Class caps will apply during these times, and it will be first come, first served as well.

Workout of the Day:
Strength – Squat

3 Rounds of:
30 Wall Balls
30 Hang Squat Snatches, 35kg/20Kg

Post times to comments.

Snatchers and Spotters

On cueing…

When you’re learning anything new, the tendency on the part of the teacher is to give you as much information as you can handle. This is in part due to the coach wanting you to have all the information you can on the lift/movement/metcon. Another part is down to degree to lack of confidence on the part of the coach. Can I really justify saying something as simple as “heels” and leave it at that? More than often, the answer is yes.

When you constantly cue an athlete, it can have fairly detrimental effects to their progress. In the short term, too many cues can mess with an athletes head. Try concentrating on keeping your chest up, elbows low, back tight, weight on the heels, hold your breath, don’t dip too low, big jump, punch with your arms, get that front heel out in front, bend the back leg, and worry about the heavy weight, what happens? You get confused! Focusing on fixing one aspect (heels) is a much better cue for the entire session, and will help with your progress in the short and long term.

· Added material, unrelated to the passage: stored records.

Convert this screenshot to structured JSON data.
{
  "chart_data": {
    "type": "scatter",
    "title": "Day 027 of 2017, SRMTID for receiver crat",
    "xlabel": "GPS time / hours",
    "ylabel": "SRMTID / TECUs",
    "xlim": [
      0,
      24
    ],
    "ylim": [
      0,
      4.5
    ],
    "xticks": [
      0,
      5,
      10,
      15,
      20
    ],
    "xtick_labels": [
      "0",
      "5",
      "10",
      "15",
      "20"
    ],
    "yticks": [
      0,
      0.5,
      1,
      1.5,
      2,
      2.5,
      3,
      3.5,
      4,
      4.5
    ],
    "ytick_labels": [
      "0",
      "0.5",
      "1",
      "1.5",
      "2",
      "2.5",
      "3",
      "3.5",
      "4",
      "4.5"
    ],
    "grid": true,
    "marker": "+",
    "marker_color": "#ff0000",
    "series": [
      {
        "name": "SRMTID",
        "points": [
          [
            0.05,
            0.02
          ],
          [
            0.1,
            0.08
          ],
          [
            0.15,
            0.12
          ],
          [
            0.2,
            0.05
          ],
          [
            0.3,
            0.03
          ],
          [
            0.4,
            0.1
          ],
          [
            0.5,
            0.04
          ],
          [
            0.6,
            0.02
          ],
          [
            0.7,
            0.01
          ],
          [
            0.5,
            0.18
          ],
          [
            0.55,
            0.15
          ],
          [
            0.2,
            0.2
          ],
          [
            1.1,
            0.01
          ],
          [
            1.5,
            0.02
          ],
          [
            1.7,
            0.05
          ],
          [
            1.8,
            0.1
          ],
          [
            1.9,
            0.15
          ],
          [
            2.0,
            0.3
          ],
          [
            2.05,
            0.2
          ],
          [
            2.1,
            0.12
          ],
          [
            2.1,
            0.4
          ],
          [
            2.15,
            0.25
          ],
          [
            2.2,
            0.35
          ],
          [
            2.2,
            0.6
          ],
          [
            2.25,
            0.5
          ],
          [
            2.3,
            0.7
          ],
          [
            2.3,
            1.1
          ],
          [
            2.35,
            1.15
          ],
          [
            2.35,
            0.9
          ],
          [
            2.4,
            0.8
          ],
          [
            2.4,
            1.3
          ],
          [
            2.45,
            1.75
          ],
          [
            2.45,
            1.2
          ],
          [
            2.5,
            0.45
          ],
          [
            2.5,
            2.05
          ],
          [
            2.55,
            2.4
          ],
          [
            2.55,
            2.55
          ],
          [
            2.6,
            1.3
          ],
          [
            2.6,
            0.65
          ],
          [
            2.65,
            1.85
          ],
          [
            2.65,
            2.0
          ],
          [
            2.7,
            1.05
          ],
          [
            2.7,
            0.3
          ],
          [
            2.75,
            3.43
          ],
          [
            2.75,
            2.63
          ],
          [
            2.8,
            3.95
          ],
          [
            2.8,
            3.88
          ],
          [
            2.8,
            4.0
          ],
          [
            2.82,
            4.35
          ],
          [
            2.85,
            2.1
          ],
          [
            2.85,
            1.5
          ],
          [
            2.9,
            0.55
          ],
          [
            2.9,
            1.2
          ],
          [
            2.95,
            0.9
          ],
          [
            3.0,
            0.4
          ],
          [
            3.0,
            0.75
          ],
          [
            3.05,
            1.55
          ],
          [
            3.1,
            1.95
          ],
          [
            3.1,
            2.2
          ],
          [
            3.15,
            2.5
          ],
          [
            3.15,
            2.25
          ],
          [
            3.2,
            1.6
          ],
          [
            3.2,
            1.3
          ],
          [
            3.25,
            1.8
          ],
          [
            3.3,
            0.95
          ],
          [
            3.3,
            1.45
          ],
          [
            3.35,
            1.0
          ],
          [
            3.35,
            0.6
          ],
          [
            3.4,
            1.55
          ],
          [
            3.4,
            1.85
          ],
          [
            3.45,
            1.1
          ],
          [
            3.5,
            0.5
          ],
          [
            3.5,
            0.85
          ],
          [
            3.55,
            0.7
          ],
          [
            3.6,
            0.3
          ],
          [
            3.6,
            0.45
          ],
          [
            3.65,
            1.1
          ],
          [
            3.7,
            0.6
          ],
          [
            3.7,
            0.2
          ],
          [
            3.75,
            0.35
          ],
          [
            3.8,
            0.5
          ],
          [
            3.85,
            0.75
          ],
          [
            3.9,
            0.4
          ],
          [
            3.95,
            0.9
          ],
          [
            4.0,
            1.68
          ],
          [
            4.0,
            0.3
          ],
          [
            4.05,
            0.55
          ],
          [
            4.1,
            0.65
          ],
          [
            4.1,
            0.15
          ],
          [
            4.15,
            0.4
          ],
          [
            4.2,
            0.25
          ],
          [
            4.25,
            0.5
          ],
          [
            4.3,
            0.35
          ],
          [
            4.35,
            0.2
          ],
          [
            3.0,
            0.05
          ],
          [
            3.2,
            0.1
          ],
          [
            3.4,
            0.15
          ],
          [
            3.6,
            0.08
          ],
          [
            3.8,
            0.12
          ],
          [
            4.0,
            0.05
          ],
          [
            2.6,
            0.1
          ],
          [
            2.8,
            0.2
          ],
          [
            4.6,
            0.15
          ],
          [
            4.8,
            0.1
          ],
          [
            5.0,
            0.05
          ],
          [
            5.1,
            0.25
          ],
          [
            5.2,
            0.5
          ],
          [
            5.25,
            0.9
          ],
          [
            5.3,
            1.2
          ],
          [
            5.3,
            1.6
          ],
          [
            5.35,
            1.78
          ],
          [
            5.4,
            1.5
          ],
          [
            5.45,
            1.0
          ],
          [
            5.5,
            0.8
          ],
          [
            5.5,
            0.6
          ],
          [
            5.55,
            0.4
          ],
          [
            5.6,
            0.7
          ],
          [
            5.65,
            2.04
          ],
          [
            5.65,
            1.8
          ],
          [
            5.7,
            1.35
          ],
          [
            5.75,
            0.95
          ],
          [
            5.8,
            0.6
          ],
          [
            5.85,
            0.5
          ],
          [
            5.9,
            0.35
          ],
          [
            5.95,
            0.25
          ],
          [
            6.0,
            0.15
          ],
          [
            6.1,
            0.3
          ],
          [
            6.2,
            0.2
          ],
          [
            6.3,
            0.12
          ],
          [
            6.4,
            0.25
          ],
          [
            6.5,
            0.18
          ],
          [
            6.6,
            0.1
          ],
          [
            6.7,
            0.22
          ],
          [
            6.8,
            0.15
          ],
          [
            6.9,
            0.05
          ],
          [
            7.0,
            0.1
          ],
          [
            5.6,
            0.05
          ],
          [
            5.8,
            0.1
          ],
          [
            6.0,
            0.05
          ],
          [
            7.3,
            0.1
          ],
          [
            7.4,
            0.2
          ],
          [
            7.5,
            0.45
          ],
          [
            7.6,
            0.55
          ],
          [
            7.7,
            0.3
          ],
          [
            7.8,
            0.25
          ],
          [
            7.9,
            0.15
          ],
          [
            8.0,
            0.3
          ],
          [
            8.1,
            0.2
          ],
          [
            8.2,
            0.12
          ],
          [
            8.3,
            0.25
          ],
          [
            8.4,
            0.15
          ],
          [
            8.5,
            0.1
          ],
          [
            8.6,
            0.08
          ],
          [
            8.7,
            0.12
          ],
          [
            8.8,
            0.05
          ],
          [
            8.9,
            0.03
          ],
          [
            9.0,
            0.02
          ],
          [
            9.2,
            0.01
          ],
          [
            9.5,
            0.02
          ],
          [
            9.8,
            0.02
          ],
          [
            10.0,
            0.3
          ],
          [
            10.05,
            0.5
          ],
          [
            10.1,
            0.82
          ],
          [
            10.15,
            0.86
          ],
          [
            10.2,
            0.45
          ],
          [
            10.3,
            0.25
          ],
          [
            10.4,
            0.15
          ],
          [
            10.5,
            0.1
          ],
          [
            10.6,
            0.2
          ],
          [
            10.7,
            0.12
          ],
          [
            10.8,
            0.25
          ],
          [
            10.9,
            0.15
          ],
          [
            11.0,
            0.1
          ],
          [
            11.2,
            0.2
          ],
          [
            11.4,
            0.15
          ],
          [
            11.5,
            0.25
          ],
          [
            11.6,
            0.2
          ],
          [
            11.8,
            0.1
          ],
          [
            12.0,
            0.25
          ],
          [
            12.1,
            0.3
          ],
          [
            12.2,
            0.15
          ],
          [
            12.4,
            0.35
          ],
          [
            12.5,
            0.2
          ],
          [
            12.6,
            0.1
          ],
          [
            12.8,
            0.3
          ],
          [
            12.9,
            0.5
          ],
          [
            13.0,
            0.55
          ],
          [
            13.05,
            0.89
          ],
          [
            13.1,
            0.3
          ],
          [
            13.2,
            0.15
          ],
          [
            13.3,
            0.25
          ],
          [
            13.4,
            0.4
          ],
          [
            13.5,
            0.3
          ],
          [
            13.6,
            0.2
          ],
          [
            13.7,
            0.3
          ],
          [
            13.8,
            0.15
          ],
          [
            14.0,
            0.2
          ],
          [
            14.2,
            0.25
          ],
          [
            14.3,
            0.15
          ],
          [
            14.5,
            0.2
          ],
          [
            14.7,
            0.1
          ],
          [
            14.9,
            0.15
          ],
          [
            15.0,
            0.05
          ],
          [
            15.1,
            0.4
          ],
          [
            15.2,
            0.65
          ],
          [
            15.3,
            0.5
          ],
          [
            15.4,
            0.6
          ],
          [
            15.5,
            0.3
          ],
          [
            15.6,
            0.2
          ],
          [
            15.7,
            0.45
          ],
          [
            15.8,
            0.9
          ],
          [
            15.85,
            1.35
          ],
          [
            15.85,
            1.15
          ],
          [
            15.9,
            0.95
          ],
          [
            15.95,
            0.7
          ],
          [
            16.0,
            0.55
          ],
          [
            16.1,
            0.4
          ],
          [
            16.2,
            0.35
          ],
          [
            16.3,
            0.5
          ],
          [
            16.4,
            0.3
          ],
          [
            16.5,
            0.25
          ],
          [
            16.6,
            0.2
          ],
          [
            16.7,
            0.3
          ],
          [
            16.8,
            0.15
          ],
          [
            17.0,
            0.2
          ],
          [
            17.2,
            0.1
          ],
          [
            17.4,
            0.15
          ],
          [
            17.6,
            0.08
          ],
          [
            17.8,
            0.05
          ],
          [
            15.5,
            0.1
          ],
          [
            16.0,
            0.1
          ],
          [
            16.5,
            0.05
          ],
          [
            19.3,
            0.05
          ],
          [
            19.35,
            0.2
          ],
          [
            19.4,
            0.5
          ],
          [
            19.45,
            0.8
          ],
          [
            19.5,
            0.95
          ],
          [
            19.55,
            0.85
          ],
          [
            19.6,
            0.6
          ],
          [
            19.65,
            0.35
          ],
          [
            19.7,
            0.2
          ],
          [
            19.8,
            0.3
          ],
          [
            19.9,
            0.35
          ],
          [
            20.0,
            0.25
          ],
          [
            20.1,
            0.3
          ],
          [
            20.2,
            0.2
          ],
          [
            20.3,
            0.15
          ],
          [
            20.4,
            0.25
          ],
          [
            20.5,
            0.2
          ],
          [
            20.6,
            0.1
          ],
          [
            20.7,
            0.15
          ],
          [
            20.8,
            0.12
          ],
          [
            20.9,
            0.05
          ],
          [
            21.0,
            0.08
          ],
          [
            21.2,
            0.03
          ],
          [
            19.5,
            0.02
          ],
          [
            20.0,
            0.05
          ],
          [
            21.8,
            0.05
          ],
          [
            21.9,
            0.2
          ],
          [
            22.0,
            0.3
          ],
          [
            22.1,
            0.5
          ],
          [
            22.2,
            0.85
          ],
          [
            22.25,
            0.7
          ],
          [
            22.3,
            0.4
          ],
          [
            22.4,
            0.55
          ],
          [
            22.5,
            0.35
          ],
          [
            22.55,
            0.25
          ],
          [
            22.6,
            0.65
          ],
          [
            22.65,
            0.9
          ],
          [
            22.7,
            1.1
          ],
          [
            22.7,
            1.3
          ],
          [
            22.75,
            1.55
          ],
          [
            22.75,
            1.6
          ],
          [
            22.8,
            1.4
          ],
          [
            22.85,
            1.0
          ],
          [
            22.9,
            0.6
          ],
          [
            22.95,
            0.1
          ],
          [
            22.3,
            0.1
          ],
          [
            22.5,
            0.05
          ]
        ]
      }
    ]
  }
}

Also, when you spend too much time cueing an athlete, or too many people do it, it all just becomes white noise. You might be saying the right thing to the right athlete, and at the right time, but if it comes midway through a stream of constant encouragement and cueing, they’ve already zoned you out and it’s worthless. Midway through a metcon everything is slightly blurry. A well timed cue can really help, if it’s delivered without much fluff and at the right tone.

There’s evidence to suggest that too much praise or constant feedback can have negative consequences going forward. Students get too dependent on external validation, and never develop confidence in their own abilities to self assess. The best type of feedback is factual it would appear, detailing what happened and what needs to be done, rather than encouraging or negative comments.

Lastly, sometimes as a coach we need to take the training wheels off just a bit to allow people to make mistakes and learn on their own. Not to abandon them, but keep an eye on them when they’re in an environment that allows them to learn.

For further reading check out this article – Pondering Praise.

PS – After reading that I think I need to read every word John Wooden has written down, so it’s off to Amazon for me.